I cried this morning when I woke up. I felt the familiar spiky sensations of nerve pain in my back and it makes me deeply sad. Sometimes I feel angry at my body. Sometimes disappointed. Sometimes I just want to ignore it. But one thing that I have learned through my own Intuitive Eating journey is that taking care of my body is non-negotiable.
In the past, feelings of anger, sadness, and disappointment about and for my body have prompted various aggressions. Restricting, binging, exercising out of sync with my body’s true needs, drinking to excess, dissociating. I’m not blaming myself or anyone who does these things – they were literally the best I could do until I learned different coping skills.
But in my experience, these aggressions did not heal my painful feelings toward my body. If anything they made me feel worse. It has only been through unconditional and constant care of my body – regardless of how I feel about it – that I have truly felt a sense of respect for my body.

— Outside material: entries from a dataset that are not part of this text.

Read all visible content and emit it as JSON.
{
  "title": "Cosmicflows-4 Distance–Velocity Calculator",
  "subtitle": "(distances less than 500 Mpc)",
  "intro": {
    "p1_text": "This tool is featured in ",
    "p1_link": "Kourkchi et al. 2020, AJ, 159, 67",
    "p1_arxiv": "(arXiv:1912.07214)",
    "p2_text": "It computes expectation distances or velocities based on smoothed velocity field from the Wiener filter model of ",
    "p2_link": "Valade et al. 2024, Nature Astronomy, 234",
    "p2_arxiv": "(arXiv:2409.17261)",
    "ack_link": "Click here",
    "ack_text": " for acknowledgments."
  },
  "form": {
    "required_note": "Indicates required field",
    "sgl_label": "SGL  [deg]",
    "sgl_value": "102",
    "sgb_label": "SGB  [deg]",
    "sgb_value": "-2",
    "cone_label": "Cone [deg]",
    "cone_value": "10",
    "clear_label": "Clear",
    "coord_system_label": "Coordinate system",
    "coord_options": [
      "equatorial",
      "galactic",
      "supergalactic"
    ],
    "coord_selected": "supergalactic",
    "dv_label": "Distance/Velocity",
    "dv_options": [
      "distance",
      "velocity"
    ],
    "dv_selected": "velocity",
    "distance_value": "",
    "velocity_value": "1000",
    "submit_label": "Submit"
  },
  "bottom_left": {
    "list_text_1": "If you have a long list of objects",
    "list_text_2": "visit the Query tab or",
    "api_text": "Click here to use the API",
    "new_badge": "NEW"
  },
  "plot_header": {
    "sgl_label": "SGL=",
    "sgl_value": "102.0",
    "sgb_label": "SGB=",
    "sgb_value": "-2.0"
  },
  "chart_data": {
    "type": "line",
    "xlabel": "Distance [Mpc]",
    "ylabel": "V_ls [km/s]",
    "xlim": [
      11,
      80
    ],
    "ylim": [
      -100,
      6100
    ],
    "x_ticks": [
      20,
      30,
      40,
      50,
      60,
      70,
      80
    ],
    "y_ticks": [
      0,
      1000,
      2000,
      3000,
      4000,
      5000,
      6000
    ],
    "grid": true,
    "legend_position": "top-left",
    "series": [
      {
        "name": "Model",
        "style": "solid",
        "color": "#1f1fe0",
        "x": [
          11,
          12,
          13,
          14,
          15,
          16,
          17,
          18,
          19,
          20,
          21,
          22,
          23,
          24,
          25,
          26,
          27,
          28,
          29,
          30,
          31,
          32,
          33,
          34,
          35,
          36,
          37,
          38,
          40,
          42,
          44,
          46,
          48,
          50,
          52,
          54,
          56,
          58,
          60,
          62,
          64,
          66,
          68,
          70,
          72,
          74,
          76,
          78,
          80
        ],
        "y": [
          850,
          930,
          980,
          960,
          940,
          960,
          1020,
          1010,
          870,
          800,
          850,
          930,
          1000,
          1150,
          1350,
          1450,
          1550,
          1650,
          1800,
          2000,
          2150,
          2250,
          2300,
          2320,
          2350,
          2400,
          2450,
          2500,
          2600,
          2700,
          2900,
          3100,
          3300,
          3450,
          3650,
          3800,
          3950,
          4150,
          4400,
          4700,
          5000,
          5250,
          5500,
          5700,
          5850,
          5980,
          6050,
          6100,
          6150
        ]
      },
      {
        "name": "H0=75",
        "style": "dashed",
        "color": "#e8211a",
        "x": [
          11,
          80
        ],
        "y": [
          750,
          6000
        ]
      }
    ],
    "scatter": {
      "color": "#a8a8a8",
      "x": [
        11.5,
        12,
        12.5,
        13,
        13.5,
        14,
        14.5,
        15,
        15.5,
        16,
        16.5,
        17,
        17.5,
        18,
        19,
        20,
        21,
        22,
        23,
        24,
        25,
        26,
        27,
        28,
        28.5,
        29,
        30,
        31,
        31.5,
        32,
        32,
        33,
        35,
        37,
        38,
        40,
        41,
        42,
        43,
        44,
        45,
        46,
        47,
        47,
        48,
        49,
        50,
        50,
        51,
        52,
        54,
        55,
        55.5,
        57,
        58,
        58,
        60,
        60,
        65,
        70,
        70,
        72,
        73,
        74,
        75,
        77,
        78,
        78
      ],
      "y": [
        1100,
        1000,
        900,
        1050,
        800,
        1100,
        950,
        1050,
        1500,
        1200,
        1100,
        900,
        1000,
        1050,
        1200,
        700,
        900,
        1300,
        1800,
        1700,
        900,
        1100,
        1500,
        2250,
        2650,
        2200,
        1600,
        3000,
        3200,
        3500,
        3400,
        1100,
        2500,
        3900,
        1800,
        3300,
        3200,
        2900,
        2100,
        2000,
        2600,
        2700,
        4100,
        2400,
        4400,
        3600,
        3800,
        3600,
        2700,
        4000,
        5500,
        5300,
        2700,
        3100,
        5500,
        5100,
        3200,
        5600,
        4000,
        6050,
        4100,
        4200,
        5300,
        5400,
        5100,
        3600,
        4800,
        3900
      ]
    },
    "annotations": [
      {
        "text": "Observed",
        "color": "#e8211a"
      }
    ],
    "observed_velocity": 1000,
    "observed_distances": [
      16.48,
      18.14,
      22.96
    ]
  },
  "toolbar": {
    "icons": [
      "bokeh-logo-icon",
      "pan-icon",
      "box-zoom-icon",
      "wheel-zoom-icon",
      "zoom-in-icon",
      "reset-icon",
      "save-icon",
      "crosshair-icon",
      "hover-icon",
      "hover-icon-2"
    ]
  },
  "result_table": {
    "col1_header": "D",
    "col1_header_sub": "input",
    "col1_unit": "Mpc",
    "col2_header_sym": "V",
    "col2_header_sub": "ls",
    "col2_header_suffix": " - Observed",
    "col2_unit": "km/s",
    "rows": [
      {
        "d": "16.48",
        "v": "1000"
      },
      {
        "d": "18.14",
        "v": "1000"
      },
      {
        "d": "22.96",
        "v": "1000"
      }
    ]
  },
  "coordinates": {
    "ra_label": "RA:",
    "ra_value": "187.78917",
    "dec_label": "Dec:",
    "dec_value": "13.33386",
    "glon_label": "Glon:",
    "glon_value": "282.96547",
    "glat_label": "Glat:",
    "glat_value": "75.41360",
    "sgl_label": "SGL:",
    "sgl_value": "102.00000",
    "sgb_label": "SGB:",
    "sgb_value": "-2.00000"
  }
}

And through that basic practice of respect I find that I am often awed by and grateful for this bizarre bag of skin and fat and muscle and bone that I walk around in. This has led me to my most basic definition of body respect:
Caring for your body regardless of how you feel about it.
How to practice this? Acknowledge EVERYTHING that you feel about your body – the good, the bad, and everything in between – without judgment, if possible. Make space for what you feel without trying to edit it or make it rosier. Then, check in on whether you are getting the basics: sleep; rest; regular meals and snacks consisting of protein, carb, and fat; water; connection with others; stress management. If anything is missing or inadequate, tend to that. Repeat.